In the coming decades and centuries, the Earth will warm up considerably in response to anthropogenic greenhouse gas emissions – especially carbon dioxide.
The Earth's climate has changed considerably since industrialisation began – there has been significant global surface warming, decrease in ice cover and sea level rise (IPCC 2013). Due to this, the term ‘Anthropocene’ was coined to describe the powerful influence of humans on the Earth system. But widespread natural climate variations have also been observed in the past. The best known variations are the sometimes very rapid successions of cold and warm periods. To understand these, comprehensive Earth-system models must be developed in order to make reliable predictions on the future climate.
Within the PalMod funding programme, climate dynamics, natural climate variability, and the underlying control processes during the last glacial cycle (the past 130,000 years) and their impact on the climate of the future are being investigated. To this end, the relative contributions of the processes that determined the Earth's climate during the last glacial cycle are being identified and quantified, and the climate of the past 130,000 years to today simulated using Earth system models. To enable these very long simulations over a period of 130,000 years, computer scientists are optimising existing Earth system models, thereby improving their run times.
Based on the results of these model studies, the robustness of climate projections can be better estimated and the meaningfulness of future climate simulations can be accordingly improved. In this way, conditions are created to boost the adaptability of industry and society to future climate changes.

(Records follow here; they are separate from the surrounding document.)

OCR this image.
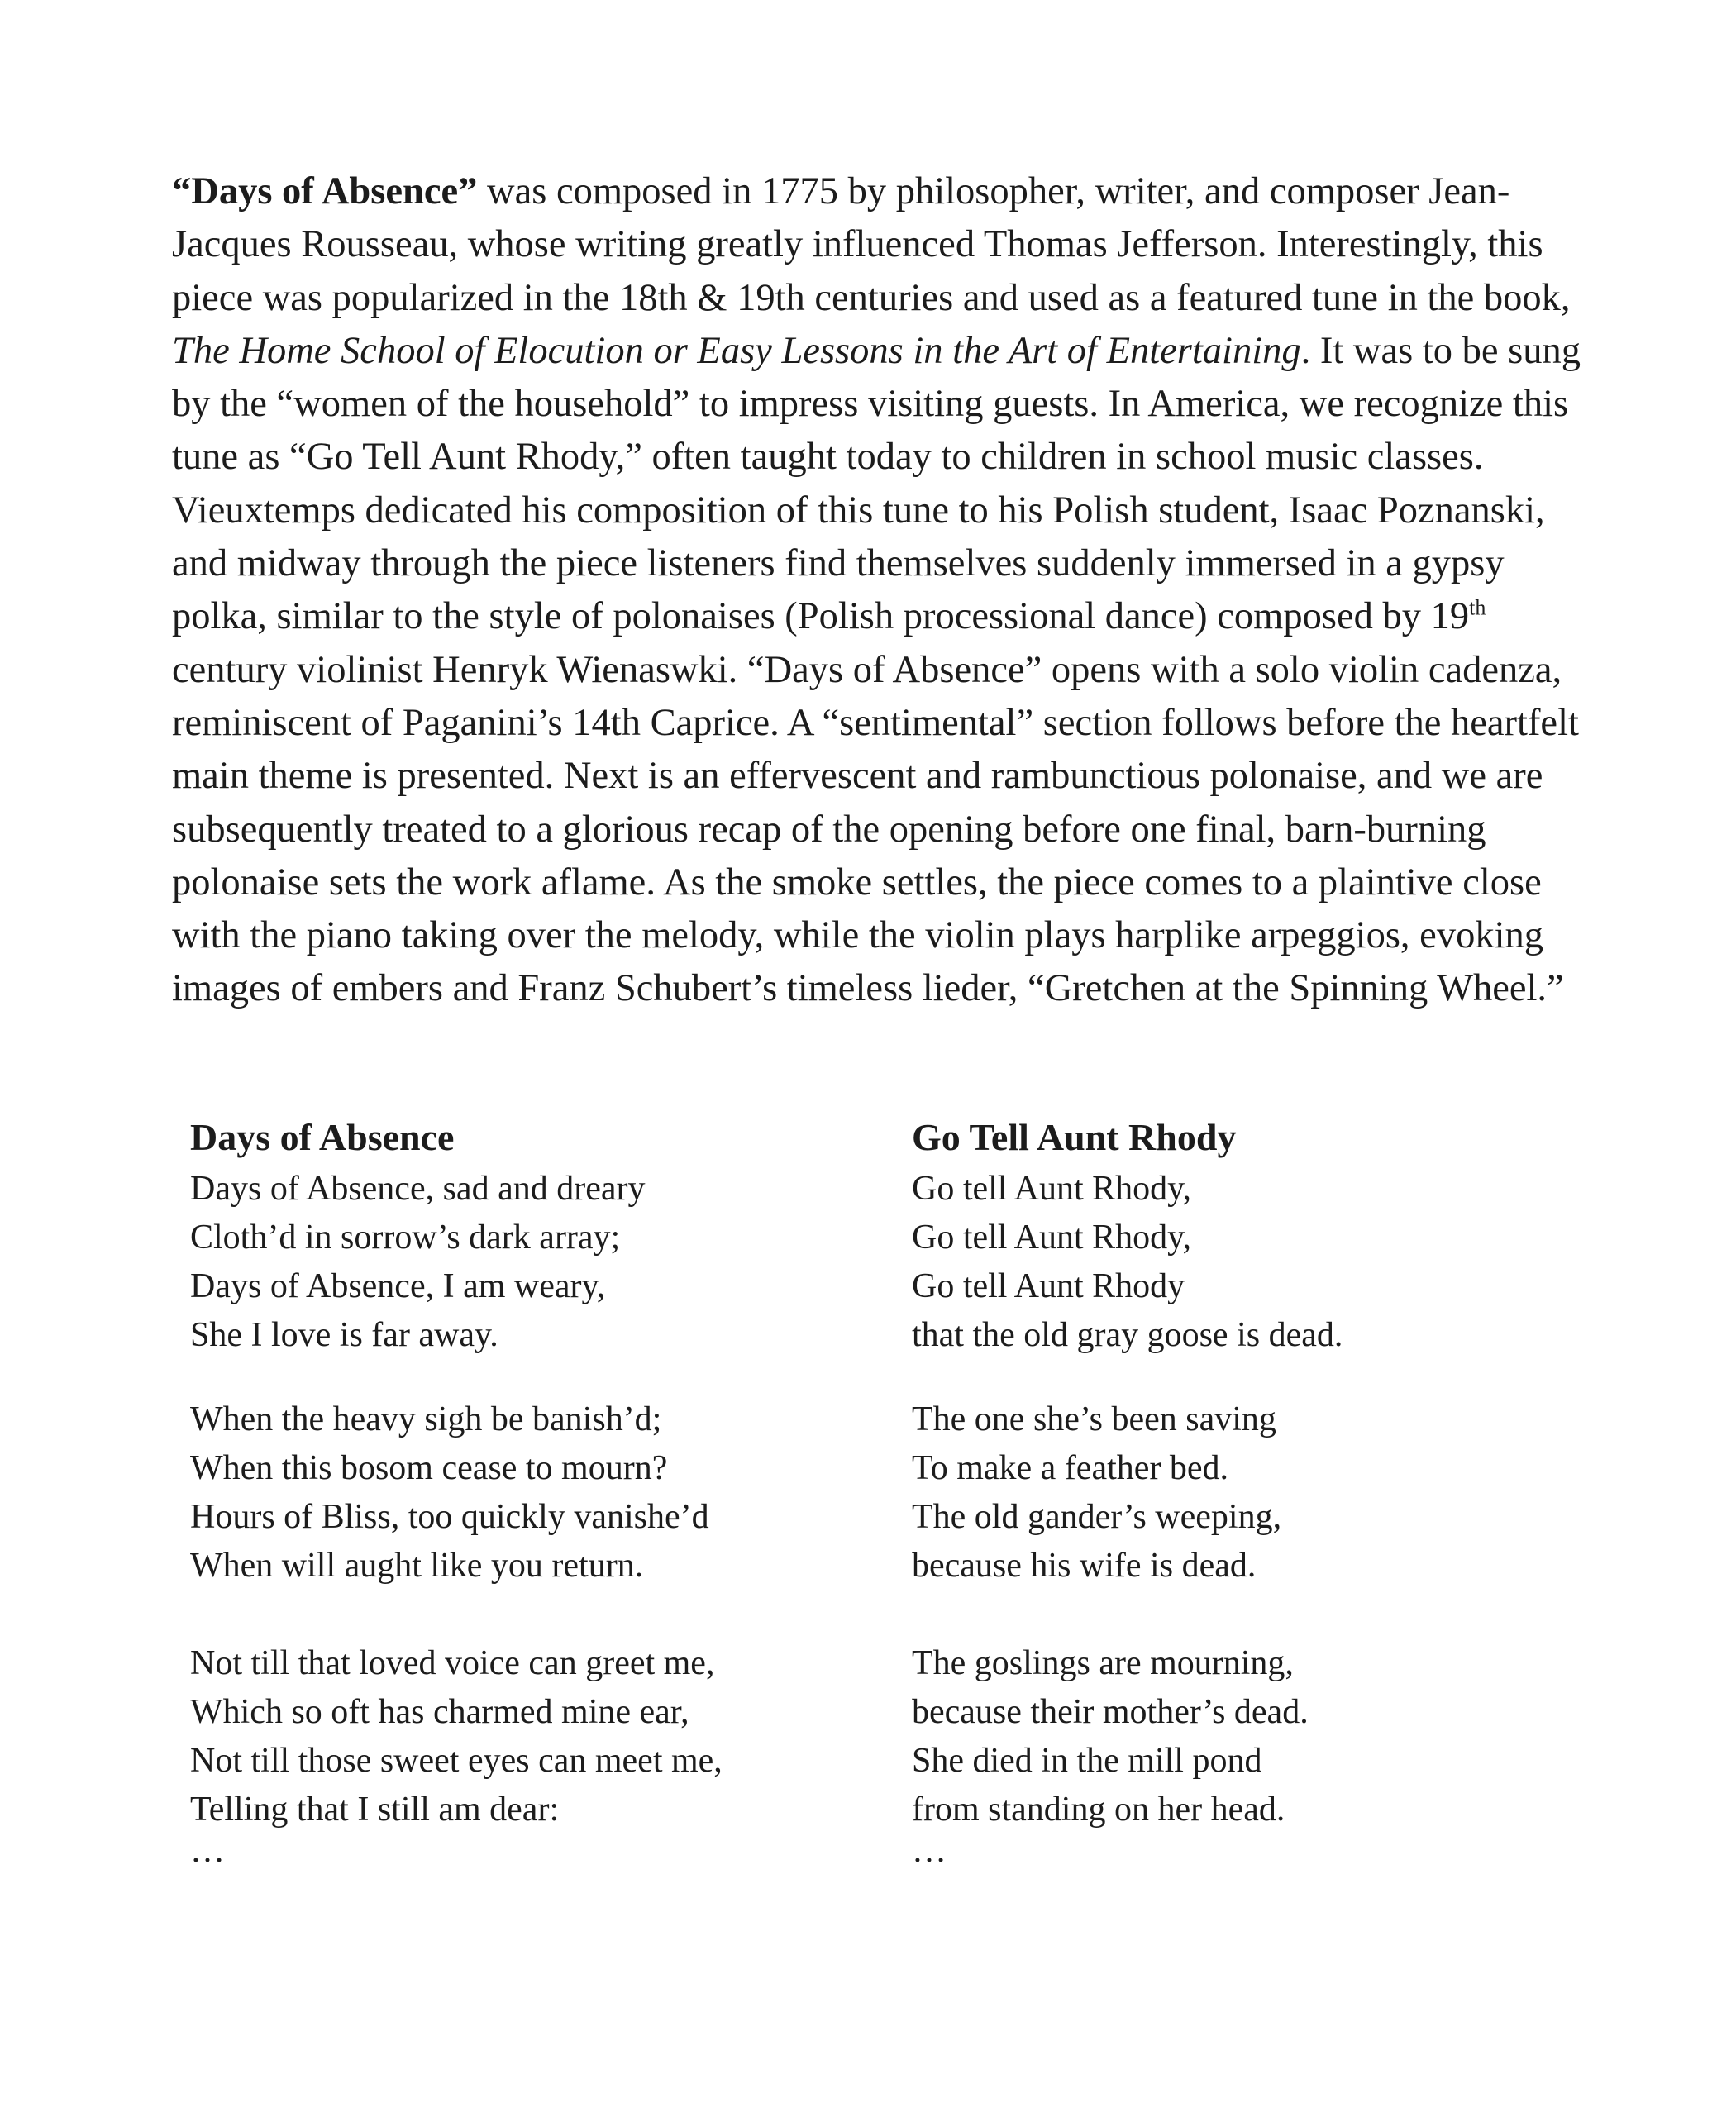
“Days of Absence” was composed in 1775 by philosopher, writer, and composer Jean-Jacques Rousseau, whose writing greatly influenced Thomas Jefferson. Interestingly, this piece was popularized in the 18th & 19th centuries and used as a featured tune in the book, The Home School of Elocution or Easy Lessons in the Art of Entertaining. It was to be sung by the “women of the household” to impress visiting guests. In America, we recognize this tune as “Go Tell Aunt Rhody,” often taught today to children in school music classes. Vieuxtemps dedicated his composition of this tune to his Polish student, Isaac Poznanski, and midway through the piece listeners find themselves suddenly immersed in a gypsy polka, similar to the style of polonaises (Polish processional dance) composed by 19th century violinist Henryk Wienaswki. “Days of Absence” opens with a solo violin cadenza, reminiscent of Paganini’s 14th Caprice. A “sentimental” section follows before the heartfelt main theme is presented. Next is an effervescent and rambunctious polonaise, and we are subsequently treated to a glorious recap of the opening before one final, barn-burning polonaise sets the work aflame. As the smoke settles, the piece comes to a plaintive close with the piano taking over the melody, while the violin plays harplike arpeggios, evoking images of embers and Franz Schubert’s timeless lieder, “Gretchen at the Spinning Wheel.”

Days of Absence
Days of Absence, sad and dreary
Cloth’d in sorrow’s dark array;
Days of Absence, I am weary,
She I love is far away.
When the heavy sigh be banish’d;
When this bosom cease to mourn?
Hours of Bliss, too quickly vanishe’d
When will aught like you return.
Not till that loved voice can greet me,
Which so oft has charmed mine ear,
Not till those sweet eyes can meet me,
Telling that I still am dear:
…
Go Tell Aunt Rhody
Go tell Aunt Rhody,
Go tell Aunt Rhody,
Go tell Aunt Rhody
that the old gray goose is dead.
The one she’s been saving
To make a feather bed.
The old gander’s weeping,
because his wife is dead.
The goslings are mourning,
because their mother’s dead.
She died in the mill pond
from standing on her head.
…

The funding programme consists of multiple funding cycles (2-3 phases with a total duration of about 10 years). As the DLR Project Management Agency, we have designed and prepared the PalMod funding initiative. We are technically and administratively supervising the first phase of the funding initiative currently in progress. An evaluation will take place at the end of the first phase. In the event of a positive evaluation of the results, a second funding phase will be designed. The German Federal Ministry of Education and Research (BMBF) is supporting the first phase of the funding programme with 54 individual projects running from 2015 to 2019, and which total 19 million euro.